Amira Oron, a Foreign Ministry spokeswoman, said a final decision about Livni’s travel plans would be made in the next two days.

Earlier, an adviser said Livni already had decided to attend the U.N.-sponsored conference on democracy.

Livni would be the most senior Israeli official to visit Qatar since then-Prime Minister Shimon Peres traveled there in 1996. The Peres visit paved the way for the opening of an Israeli trade office in Doha and low-level diplomatic ties between the countries.

Earlier this week, officials said Livni might discuss the Iranian nuclear program and the fate of Cpl. Gilad Shalit, the Israeli soldier kidnapped by Hamas-linked militants in the Gaza Strip.

Qatar, which has low-level diplomatic ties with Israel, also has good relations with Hamas and has attempted to mediate between the sides in the past. Qatari officials were not immediately available for comment due to the Muslim holiday of Eid al-Fitr.

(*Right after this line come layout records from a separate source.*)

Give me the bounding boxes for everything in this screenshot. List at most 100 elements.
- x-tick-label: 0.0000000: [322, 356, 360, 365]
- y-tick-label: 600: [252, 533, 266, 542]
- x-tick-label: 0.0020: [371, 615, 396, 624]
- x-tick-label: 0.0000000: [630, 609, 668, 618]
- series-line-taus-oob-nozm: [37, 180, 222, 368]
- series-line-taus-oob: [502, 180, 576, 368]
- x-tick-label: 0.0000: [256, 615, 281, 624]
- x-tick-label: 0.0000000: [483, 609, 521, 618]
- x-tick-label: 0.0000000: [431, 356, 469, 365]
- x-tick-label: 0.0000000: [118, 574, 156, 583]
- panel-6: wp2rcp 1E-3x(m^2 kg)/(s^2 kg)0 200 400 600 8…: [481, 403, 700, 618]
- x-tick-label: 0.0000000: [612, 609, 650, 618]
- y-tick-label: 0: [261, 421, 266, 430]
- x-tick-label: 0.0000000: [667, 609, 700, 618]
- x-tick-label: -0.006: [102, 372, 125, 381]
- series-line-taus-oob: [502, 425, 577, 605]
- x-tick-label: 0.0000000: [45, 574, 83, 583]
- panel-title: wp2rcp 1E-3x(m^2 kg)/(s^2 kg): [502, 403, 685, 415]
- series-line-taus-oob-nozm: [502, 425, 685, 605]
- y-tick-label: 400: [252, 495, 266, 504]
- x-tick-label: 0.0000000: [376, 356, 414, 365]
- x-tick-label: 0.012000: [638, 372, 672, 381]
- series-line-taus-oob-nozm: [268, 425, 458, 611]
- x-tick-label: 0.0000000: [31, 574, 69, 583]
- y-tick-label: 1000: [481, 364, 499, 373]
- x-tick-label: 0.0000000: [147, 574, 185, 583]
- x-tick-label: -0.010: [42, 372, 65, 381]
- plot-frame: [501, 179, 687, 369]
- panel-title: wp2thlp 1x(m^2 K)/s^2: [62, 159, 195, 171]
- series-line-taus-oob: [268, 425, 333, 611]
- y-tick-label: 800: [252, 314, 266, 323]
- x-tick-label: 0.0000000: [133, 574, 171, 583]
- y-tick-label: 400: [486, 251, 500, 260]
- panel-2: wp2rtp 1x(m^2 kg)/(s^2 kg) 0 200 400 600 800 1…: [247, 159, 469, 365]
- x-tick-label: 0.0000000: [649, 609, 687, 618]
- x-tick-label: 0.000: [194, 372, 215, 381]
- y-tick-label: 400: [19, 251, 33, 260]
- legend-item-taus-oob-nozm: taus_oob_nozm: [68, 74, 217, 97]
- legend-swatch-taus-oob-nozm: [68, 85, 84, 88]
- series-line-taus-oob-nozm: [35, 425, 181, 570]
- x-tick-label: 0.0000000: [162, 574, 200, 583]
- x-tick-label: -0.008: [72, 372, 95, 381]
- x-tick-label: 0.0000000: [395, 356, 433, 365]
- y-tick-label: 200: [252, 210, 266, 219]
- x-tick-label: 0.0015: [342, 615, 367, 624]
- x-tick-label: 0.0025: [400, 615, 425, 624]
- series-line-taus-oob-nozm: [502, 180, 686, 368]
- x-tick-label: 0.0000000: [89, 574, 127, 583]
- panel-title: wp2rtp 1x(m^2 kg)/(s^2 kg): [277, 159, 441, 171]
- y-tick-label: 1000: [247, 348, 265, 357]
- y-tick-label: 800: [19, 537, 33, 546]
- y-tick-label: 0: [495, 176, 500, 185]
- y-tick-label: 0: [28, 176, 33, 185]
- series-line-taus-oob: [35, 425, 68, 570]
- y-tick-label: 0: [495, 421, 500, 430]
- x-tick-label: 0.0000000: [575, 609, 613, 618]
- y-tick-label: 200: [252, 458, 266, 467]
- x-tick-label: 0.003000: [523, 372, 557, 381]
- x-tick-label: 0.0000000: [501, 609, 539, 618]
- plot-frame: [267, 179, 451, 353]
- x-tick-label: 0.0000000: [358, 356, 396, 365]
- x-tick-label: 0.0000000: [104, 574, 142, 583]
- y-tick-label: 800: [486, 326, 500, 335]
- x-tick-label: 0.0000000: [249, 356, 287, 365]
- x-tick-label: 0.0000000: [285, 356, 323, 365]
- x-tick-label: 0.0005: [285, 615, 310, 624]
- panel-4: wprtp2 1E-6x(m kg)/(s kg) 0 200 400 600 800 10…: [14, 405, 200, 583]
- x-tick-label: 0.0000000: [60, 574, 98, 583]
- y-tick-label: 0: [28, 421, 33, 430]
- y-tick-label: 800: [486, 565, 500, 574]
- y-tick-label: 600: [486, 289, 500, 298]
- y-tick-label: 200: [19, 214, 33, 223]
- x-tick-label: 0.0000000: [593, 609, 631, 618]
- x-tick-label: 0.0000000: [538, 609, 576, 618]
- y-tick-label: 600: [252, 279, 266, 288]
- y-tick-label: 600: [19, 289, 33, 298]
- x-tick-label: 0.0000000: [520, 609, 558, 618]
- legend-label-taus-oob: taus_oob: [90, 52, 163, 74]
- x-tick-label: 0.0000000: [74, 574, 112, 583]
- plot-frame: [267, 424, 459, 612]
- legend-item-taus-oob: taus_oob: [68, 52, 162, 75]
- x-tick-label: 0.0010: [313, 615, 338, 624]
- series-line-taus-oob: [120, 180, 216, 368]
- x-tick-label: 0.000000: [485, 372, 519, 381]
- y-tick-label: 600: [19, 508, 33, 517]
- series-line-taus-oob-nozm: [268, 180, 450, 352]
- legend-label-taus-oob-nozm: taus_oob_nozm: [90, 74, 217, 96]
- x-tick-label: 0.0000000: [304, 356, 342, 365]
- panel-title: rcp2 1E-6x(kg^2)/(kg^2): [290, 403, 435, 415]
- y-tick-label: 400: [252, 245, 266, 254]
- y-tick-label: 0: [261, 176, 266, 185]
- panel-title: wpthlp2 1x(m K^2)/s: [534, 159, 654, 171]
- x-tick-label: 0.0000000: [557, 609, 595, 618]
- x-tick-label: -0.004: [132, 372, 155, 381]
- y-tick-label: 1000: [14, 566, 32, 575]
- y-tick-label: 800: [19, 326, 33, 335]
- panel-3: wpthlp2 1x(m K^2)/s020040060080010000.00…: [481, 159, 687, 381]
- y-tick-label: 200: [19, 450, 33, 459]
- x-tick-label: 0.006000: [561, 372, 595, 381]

After the signing of the Oslo peace accords with the Palestinians in 1993, Israel developed tentative relations with some of the Gulf Arab states, opening trade offices in Qatar and Oman in 1996.

The Omani office was closed after the eruption of Israel-Palestinian violence in September 2000, although informal contacts continued. Qatar and Israel retained low-level commercial ties.

Egypt and Jordan, the only two Arab states to establish full diplomatic ties with Israel, downgraded relations after the outbreak of the Palestinian uprising, protesting what they said was Israel’s excessively forceful response.